Like many things “it depends”.
There are various advantages and disadvantages of each option, and the decision of which to use (and you might choose to use more than one option) depends on the situation at your place of work, what you are doing & personal preference. The only thing I would strongly suggest is to be consistant - don’t do the same thing in different ways without there being a clear reason why.
The difference between using data sources & remote state is really the strength of the link between the two root modules. With remote state it is a very strong link - one root module exposes some outputs, which other root modules can then consume. Whereas for data sources there isn’t such an explicit link.
One advantage of having an explicit link (i.e. remote state) is you have clear links between root module, which you can more easily understand and document. A root module has to decide to expose something, whereas a data source could reference something that the producer doesn’t realise is being used/needed.
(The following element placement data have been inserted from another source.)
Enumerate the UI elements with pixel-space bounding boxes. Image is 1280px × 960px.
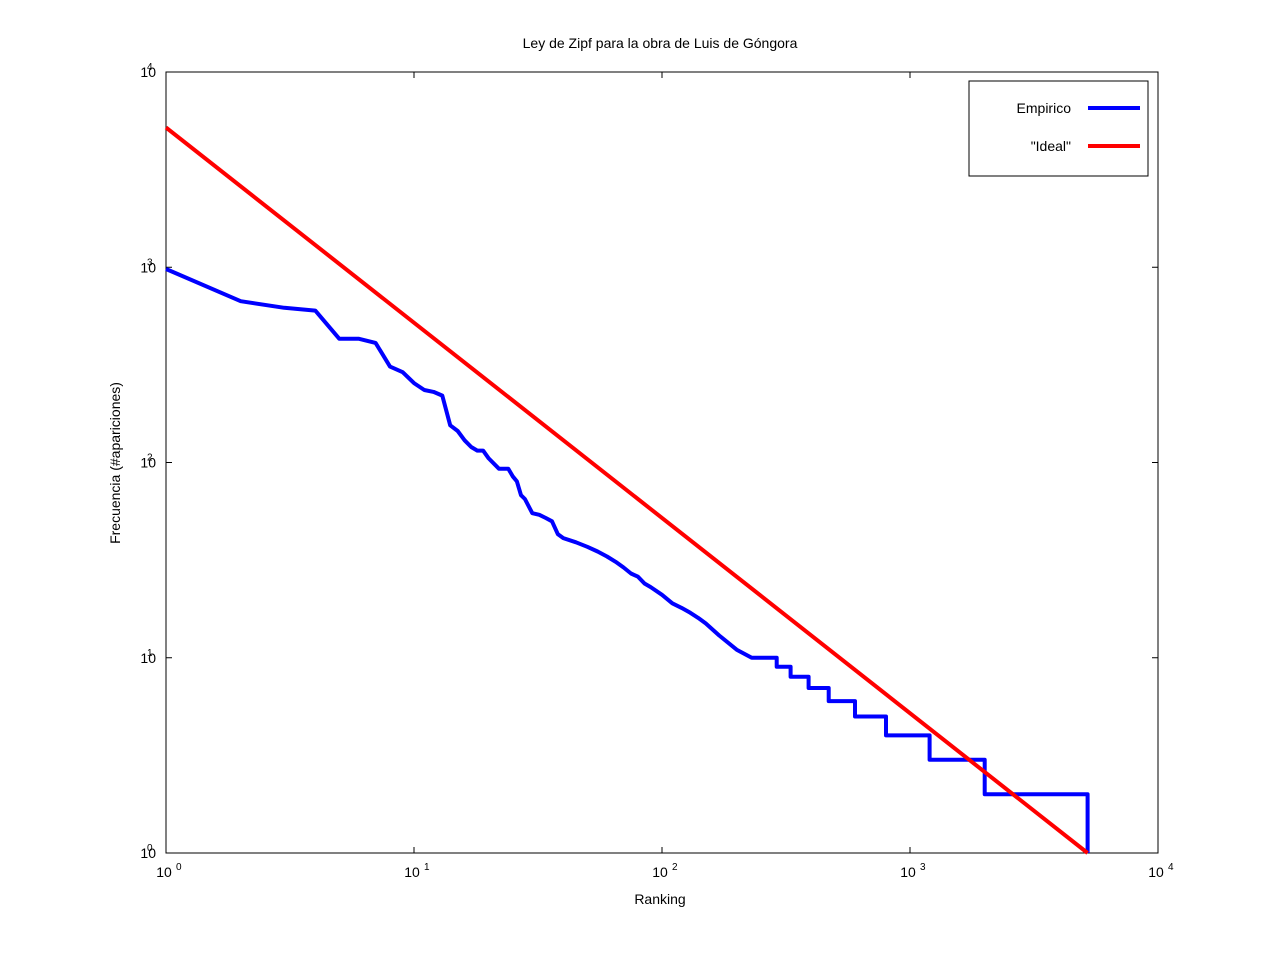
x-tick-label-exponent: 0 — [176, 862, 182, 873]
y-tick-label-exponent: 1 — [147, 648, 153, 659]
y-tick-label: 10 — [140, 259, 156, 275]
x-tick-label: 10 — [900, 864, 916, 880]
y-tick-label: 10 — [140, 845, 156, 861]
series-empirico — [165, 267, 1090, 853]
x-tick-label: 10 — [156, 864, 172, 880]
x-tick-label: 10 — [652, 864, 668, 880]
x-tick-label-exponent: 4 — [1168, 862, 1174, 873]
x-tick-label-exponent: 2 — [672, 862, 678, 873]
x-tick-label-exponent: 3 — [920, 862, 926, 873]
y-axis-label: Frecuencia (#apariciones) — [107, 382, 123, 544]
series-ideal — [164, 125, 1089, 855]
y-tick-label: 10 — [140, 64, 156, 80]
x-tick-label-exponent: 1 — [424, 862, 430, 873]
legend: Empirico "Ideal" — [968, 80, 1149, 177]
legend-box — [968, 80, 1149, 177]
plot-frame — [165, 71, 1159, 854]
legend-label: "Ideal" — [1031, 138, 1071, 154]
y-tick-label-exponent: 2 — [147, 453, 153, 464]
legend-label: Empirico — [1017, 100, 1072, 116]
y-tick-label-exponent: 0 — [147, 843, 153, 854]
series-line — [164, 125, 1089, 855]
y-tick-label: 10 — [140, 455, 156, 471]
y-tick-label: 10 — [140, 650, 156, 666]
x-axis-label: Ranking — [634, 891, 685, 907]
x-tick-label: 10 — [1148, 864, 1164, 880]
series-line — [165, 267, 1090, 853]
chart-title: Ley de Zipf para la obra de Luis de Góng… — [523, 35, 798, 51]
x-tick-label: 10 — [404, 864, 420, 880]
y-tick-label-exponent: 4 — [147, 62, 153, 73]
y-tick-label-exponent: 3 — [147, 257, 153, 268]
On the other had the advantage that data sources have is this looser association. This is particularly useful for example if something is produced that maybe isn’t managed by Terraform at all (and therefore remote state wouldn’t be possible) or is managed by Terraform but you shouldn’t have access to the root module’s state file (remote state requires access to the state file - for example S3 bucket - which includes more than just the exposed outputs, so could be a security issue in some situations). It is also useful when what is returned doesn’t matter as much - an example is where you just need the latest AMI instead of a specific one.
The idea of storing things in a totally different system is fairly similar to remote state - you have to explicitly send the data to that remote statem for it to be usable by someone else. One advantage is that only the shared information is available (instead of the whole state file), as well as the possibility of more granular access control, depending on what system you choose (so you could expose several items of information but restrict who can use them differently, whereas for remote state it is an all or nothing). The disadvantage is that there is additional complexity - you need to setup/maintain that extra system as well as any access control.
One other option you didn’t mention is just using hard coded values. This could be ARNs just included in a module as a string, or using a module that just contains such hard coded string/list values. With them being contained within a module you could then have loose versioning (such that you always get the latest version of that module). This can actually work pretty well for things which are pretty fixed - for example AWS account numbers or ARNs for a transit gateway (if they change it is likely to be due to some very major adjustment, which is unlikely and also likely to need other work anyway to accomodate).
Finally the other key thing you need to consider regardless of the option you use for sharing information between different root modules is how you perform changes. Within a single root module Terraform will produce a dependancy graph and figure out what is changing and the order to do things in. When you have coupled root modules that doesn’t exist, but there is still the same need.
You therefore need to have a way of rerunning moduleB if moduleA changes (assuming moduleB uses a value exposed by moduleA). This could be something totally manual (a process to run things in a certain order) or something more automated/complex (for example many CI systems can auto trigger other jobs once they complete).